Juan de Luna Martínez tiene toda una vida lustrando zapatos ajenos. Por décadas ha hecho brillar zapatos que conducen a muchos lugares, en un oficio que lo dignifica
Fabiola Sánchez
LA PRENSA
En un oficio que se resiste a morir entre la prisa del mundo moderno, Juan de Luna Martínez, bolero de 67 años, sigue puliendo con esmero el brillo de los zapatos ajenos, como quien pule también su propia historia; la suya es una vida de trabajo duro, de resistencia y de orgullo, tejida entre betunes, cepillos y anécdotas que se cuentan mejor desde una silla de bolero.
Juan recuerda con voz pausada y memoria firme que, desde muy joven, aprendió a ganarse la vida con las manos.
“Éramos muchos en la casa, como doce, y mi jefe era trailero; venía unos días sí y otros no, cuando él se fue, yo me quedé con mi familia y empecé a trabajar entregando chicharrones en una carnicería del pueblo”, relata que aquel fue apenas el inicio de una vida marcada por la necesidad y la determinación.
En el sector El Pueblo, comenzó a bolear en la calle, cerca de carnicerías y entre la gente rica del centro, teniendo siempre clientes que lo buscaban por su desempeño.
A pesar del paso del tiempo, de las enfermedades y de las jornadas largas, Juan sigue laborando todos los días en el centro de Monclova.
“A veces me voy hasta las seis de la tarde, le ayudo a mi hijo a reparar lavadoras y abanicos después de las tres y si no hay trabajo, pues me voy pa’ la casa”, cuenta.
En su rincón, bajo la sombra de un toldo donde se reúnen los boleros a espaldas de la presidencia municipal, además de limpiar zapatos, Juan escucha historias.
“Aquí la gente viene a platicar, te dicen que si no brilla bien o que si no le echas esto o lo otro y uno se agüita, porque sabe que si el cliente se va, puede no volver, pero si va con el vecino, ni modo, aquí todos cobramos igual”, comparte con un dejo de resignación.
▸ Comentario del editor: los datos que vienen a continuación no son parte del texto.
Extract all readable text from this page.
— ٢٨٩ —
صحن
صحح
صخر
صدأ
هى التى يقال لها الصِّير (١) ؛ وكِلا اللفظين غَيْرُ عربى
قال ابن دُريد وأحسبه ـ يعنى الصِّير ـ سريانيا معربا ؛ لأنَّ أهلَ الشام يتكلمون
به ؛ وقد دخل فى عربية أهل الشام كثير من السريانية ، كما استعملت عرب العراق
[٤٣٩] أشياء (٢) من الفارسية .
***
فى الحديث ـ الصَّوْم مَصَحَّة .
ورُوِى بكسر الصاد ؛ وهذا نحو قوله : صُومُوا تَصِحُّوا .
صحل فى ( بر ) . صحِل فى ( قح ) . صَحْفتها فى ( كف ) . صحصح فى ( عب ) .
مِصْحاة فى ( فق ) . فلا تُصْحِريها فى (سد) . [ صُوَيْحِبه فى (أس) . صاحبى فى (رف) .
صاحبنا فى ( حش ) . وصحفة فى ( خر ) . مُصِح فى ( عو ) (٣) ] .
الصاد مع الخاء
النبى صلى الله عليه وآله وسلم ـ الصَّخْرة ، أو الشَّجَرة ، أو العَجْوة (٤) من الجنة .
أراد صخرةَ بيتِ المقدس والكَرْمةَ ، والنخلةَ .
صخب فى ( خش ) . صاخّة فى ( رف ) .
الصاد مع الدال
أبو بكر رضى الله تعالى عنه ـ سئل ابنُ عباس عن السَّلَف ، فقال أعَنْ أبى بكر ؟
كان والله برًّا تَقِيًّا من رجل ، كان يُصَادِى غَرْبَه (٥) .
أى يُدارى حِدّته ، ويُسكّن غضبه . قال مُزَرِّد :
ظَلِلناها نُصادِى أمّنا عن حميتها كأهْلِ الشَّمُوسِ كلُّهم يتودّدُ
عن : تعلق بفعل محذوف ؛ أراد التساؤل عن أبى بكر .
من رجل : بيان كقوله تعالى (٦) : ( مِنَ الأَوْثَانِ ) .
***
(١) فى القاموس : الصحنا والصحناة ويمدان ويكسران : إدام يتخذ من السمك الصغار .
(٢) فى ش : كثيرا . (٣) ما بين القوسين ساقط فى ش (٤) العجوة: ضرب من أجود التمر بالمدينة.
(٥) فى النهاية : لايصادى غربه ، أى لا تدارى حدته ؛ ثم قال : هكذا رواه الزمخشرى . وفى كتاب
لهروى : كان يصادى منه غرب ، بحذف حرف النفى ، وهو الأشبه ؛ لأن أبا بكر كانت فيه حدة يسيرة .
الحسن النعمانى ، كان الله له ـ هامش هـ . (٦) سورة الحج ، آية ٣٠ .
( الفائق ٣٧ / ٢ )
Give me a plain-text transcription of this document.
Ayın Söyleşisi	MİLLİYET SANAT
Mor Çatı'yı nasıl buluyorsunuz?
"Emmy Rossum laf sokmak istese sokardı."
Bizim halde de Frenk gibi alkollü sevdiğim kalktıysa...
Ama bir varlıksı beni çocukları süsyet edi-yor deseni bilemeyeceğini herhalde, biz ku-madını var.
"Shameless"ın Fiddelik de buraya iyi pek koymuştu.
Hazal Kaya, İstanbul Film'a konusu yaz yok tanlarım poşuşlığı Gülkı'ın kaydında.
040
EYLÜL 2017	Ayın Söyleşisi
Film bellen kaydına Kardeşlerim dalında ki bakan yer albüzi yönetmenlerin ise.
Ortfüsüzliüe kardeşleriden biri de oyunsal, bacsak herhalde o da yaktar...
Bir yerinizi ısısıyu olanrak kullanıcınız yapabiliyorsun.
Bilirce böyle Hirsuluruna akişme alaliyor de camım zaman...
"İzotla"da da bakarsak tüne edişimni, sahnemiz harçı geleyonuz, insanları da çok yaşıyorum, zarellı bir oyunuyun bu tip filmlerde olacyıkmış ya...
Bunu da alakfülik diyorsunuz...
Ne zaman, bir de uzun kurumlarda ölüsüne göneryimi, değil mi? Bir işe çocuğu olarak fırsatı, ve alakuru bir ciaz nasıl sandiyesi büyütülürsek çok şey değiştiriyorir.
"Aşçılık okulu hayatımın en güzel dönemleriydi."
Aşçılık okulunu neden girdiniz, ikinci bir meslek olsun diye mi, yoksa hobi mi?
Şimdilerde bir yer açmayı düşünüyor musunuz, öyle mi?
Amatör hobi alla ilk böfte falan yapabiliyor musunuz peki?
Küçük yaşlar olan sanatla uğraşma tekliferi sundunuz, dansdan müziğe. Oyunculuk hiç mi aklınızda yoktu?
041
Consciente de que los zapatos hoy duran menos y que la gente prefiere comprar nuevos antes que bolearlos, Juan defiende su oficio con firmeza.
“Esto nunca va a desaparecer, mire, en la pandemia, todo se paró: cantinas, iglesias, ropa, todo… menos nosotros la boleada no paró, los camiones andaban, los que jalaban seguían viniendo a bolearse, no podíamos parar. ¿Quién los iba a bolear?”
Aunque hubo días duros durante la crisis sanitaria, Juan y sus compañeros nunca abandonaron su esquina.
“A veces hacíamos siete u ocho boleadas, diez con suerte, pero otros días no hacíamos ni una. Ni para la combi nos llevábamos, pero veníamos porque ya tenemos nuestros clientes, hoy no vinieron, pero mañana sí, hay que tener paciencia”.
“Lo mínimo son veinte, pero si de plano no ha caído nada, pues cobras treinta y ya, es lo justo no estoy mintiendo, porque aquí estamos todos, trabajando delante de los clientes”.
Detrás de cada cepillada hay también una historia familiar don Juan se siente orgulloso de lo que ha logrado con su trabajo, sacar adelante a su familia y darles el estudio a sus hijos.
“Una de mis hijas estudió contaduría, enfermería, y computación empresarial salió adelante con mi trabajo, y aunque otros hijos están en el otro lado, todos me respetan y me valoran eso es lo más importante”.
Con dos esposas tuvo ocho hijos cuatro con cada una, y aunque reconoce que no fue fácil mantener la armonía, siempre buscó el bienestar de todos.
Hoy, a sus casi siete décadas, don Juan de Luna Martínez no piensa dejar de bolear dijo estar dispuesto a no bajar la guardia y sentirse con fuerzas para seguir haciendo brillar los zapatos de la gente.